De fait, il s'agit de la principale préoccupation des ESN, qui cherchent à se démarquer et à innover en matière de gestion des ressources humaines pour attirer et fidéliser les talents. Elles sont 89 % à citer la formation et plus particulièrement l'approfondissement technique comme priorité numéro un. 92 % proposent en priorité un CDI, en hausse de 6 % par rapport à 2017.
Se démarquer n'est pas facile dans un marché saturé et au vu de la rareté des compétences recherchées. Et si la rémunération reste un enjeu clé pour la rétention des talents (83 % des répondants estiment que les niveaux de salaires offerts permettent de retenir leurs employés), elle n'est plus le seul facteur et la flexibilité et l'intérêt des tâches jouent un rôle de plus en plus important. Ainsi, 82 % des ESN interrogées ont mis en place le télétravail et 75 % une politique de mobilité interne fonctionnelle ou géographique (contre 53 % en 2017).
Innovation
L'innovation, enfin, est est au cœur du développement des ESN, ce qui, pour Thierry Siouffi, co-président du collège ESN de Syntec Numérique, "est une évolution majeure au vu de tout ce qui a pu se dire et s'entendre de par le passé au sujet des entreprises de services. L'innovation est désormais dans leur ADN et s'incarne par une fonction du même nom". De fait, 83 % des répondants déclarent avoir mis en place un responsable de l'innovation et elles sont 40 % à avoir un collaborateur dédié.
Sans surprise, ce sont le cloud et l'intelligence artificielle qui sont les domaines d'investissement privilégiés. 51 % des répondants ont préféré l'innovation de produits et solutions à l'innovation de process (13 %). À noter toutefois que plus la structure est grande, plus une démarche globale d'innovation est mise en place, alliant innovation produit/solution et process.

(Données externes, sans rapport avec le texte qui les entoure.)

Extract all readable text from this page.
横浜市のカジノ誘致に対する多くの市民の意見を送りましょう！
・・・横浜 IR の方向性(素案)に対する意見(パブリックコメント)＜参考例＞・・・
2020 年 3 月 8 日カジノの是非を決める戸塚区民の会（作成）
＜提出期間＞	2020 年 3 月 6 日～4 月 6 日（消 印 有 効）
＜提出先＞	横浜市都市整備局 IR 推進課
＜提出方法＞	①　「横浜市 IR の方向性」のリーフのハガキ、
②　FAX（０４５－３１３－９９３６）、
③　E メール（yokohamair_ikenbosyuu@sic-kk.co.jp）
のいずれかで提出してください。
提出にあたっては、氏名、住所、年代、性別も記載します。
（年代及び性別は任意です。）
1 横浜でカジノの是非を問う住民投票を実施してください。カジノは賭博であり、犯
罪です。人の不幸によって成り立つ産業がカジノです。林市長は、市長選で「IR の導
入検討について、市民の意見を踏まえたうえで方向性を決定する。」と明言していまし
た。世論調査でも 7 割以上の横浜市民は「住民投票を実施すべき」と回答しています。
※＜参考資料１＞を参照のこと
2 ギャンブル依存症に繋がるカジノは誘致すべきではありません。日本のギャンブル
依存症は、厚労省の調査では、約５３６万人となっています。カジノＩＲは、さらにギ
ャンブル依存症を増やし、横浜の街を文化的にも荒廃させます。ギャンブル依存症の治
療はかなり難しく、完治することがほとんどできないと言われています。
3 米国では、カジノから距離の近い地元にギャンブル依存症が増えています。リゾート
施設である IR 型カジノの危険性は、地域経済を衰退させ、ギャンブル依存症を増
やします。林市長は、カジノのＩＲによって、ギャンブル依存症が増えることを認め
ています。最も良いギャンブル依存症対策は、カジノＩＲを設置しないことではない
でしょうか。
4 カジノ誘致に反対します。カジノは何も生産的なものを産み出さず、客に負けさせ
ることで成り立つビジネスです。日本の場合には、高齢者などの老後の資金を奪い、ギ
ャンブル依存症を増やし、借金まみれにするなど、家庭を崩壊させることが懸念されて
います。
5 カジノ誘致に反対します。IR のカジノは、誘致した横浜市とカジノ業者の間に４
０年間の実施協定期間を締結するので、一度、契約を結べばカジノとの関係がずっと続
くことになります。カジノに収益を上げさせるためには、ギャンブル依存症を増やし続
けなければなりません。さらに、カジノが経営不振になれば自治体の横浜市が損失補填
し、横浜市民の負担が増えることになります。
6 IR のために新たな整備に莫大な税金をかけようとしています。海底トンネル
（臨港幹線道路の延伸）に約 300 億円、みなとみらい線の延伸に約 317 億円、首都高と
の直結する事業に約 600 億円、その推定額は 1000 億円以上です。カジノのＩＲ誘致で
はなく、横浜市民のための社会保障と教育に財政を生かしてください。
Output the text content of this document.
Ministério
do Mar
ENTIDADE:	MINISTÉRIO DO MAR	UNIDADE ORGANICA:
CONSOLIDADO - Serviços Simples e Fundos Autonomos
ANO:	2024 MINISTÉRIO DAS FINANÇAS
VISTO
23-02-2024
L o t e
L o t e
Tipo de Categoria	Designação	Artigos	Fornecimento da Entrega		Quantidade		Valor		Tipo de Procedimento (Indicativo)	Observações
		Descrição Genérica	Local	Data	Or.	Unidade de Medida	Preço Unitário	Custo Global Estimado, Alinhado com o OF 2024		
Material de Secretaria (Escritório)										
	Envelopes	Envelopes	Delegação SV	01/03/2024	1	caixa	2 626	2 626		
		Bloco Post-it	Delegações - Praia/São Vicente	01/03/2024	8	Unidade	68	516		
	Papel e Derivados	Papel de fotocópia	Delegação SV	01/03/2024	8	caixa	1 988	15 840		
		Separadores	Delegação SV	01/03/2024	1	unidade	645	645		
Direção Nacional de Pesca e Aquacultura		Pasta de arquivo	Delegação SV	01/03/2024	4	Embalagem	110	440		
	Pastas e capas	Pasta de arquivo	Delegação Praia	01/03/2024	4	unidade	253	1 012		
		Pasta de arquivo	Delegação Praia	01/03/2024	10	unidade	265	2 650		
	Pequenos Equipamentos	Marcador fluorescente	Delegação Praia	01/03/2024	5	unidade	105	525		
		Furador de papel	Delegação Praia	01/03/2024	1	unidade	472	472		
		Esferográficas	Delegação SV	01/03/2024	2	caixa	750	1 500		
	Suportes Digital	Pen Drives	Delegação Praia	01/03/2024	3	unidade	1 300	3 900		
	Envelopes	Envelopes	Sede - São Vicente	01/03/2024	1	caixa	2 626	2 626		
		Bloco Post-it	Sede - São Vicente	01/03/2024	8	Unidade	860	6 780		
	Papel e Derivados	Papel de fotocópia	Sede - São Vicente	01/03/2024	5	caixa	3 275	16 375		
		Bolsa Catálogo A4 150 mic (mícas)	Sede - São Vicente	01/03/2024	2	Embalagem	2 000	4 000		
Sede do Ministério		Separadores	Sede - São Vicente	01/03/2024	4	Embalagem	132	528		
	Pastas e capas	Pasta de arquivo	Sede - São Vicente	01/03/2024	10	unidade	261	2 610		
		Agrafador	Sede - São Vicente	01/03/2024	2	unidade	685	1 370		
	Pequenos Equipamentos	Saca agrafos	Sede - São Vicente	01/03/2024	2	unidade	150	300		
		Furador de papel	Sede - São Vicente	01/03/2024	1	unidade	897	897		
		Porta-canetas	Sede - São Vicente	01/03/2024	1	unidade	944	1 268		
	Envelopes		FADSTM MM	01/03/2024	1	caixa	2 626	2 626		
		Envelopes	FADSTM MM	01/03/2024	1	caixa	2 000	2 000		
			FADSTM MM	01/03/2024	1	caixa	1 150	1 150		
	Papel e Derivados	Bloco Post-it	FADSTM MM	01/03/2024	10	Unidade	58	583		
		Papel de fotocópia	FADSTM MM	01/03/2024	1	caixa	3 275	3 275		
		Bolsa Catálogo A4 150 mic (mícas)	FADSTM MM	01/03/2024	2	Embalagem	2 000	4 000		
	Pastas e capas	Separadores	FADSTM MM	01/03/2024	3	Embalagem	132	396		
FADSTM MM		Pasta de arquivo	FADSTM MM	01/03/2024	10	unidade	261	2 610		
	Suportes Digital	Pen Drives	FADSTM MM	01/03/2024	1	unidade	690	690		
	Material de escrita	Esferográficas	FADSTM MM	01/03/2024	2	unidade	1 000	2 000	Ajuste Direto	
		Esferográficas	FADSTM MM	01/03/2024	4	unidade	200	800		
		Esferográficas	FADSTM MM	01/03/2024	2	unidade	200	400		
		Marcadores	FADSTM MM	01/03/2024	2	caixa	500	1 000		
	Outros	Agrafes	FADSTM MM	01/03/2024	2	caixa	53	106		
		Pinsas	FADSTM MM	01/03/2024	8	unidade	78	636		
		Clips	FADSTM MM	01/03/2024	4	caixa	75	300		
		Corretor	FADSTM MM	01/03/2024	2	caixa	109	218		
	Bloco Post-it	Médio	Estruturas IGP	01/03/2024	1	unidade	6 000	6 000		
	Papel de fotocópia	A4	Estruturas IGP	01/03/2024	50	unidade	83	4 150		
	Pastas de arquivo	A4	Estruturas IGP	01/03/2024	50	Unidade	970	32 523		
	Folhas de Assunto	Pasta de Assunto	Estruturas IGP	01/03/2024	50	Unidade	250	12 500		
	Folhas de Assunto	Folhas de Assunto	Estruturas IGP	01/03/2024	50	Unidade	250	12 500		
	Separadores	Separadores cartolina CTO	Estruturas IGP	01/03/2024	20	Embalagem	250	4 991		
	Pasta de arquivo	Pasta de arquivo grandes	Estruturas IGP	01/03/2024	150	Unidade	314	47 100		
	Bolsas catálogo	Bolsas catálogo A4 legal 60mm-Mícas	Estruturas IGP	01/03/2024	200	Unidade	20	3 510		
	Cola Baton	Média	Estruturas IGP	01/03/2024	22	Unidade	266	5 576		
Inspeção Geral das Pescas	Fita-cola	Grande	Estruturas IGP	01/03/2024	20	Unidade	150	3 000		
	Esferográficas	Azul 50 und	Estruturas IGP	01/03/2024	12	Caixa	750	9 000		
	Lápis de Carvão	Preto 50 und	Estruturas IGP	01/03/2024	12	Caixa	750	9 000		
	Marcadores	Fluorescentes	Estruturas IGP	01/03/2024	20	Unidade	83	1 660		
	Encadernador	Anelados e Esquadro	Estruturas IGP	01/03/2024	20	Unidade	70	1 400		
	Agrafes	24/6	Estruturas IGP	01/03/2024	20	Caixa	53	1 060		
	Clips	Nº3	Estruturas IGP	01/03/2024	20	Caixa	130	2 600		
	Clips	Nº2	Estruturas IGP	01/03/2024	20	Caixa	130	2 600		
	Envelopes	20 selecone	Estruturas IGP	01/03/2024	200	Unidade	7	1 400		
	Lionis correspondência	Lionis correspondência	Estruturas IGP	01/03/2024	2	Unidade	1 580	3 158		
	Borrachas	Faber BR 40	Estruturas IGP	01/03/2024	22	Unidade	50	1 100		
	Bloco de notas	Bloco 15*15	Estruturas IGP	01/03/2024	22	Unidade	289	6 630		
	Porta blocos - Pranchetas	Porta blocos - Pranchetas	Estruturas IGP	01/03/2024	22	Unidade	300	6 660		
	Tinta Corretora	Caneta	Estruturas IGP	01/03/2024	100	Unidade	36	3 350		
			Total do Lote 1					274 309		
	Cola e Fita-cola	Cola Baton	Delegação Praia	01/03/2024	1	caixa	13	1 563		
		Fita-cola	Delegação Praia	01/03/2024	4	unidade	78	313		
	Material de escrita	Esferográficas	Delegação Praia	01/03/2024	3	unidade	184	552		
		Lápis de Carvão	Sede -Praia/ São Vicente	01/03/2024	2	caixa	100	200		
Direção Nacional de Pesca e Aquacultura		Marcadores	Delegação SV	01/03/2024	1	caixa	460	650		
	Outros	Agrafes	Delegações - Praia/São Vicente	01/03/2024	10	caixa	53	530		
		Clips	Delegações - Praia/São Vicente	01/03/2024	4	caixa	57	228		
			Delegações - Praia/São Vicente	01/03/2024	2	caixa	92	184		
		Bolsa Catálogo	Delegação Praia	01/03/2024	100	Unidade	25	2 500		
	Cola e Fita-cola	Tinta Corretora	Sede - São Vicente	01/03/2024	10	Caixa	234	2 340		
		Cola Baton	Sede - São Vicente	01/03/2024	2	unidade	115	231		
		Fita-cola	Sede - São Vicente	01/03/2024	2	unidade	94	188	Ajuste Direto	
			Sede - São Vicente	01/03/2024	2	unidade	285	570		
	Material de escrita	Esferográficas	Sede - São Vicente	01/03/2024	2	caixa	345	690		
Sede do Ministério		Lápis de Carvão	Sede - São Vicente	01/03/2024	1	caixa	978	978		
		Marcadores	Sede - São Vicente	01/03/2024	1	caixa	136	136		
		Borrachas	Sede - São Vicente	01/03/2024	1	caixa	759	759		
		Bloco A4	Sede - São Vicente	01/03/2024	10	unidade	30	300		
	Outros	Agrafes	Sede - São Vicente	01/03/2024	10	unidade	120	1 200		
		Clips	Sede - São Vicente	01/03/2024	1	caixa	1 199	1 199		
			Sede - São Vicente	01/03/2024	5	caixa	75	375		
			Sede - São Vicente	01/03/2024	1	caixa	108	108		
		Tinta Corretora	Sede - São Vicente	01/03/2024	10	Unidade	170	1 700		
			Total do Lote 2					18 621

À noter également que 28 % des répondants ont mis en place une logique d'alliance et de co-innovation, que ce soit avec d'autres ESN ou des organisations telles que des universités ou des écoles. C'est cette démarche qui a poussé Syntec Numérique à créer un septième trophée dédié (voir encadré).
"Le premier défi des ESN, ce sont les talents et le second l'innovation", ont conclu Thierry Siouffi et Jonathan Amar, l'autre co-président du collège ESN de Syntec Numérique.
Benoît Herr
Les lauréats des Trophées 2019
Ce "Rendez-vous des ESN" a été l'occasion pour le syndicat de récompenser 8 entreprises dans 7 catégories (deux entreprises pour le seul prix de la co-innovation) au travers de "trophées" (sur les six thèmes évoqués ci-dessus plus un nouveau trophée de la co-innovation). Sans compter le "coup de cœur du jury".
Prix de l'opération financière décerné à la société Datasolution
Prix de la croissance organique décerné à la société Acensi
Prix de la stratégie de croissance externe, décerné à la société Viseo
Prix du rayonnement à l'international, décerné à la société Technology & Startegy Group
Prix des talents, décerné à la société Neosoft
Prix de l'innovation, décerné à la société AFD Tech
Prix de la co-innovation, décerné à la société Atol et au CHU Dijon-Bourgogne
Prix coup de cœur du jury : Auticonsult, une ESN composée uniquement d'autistes et de personnes atteintes du syndrome d'Asperger.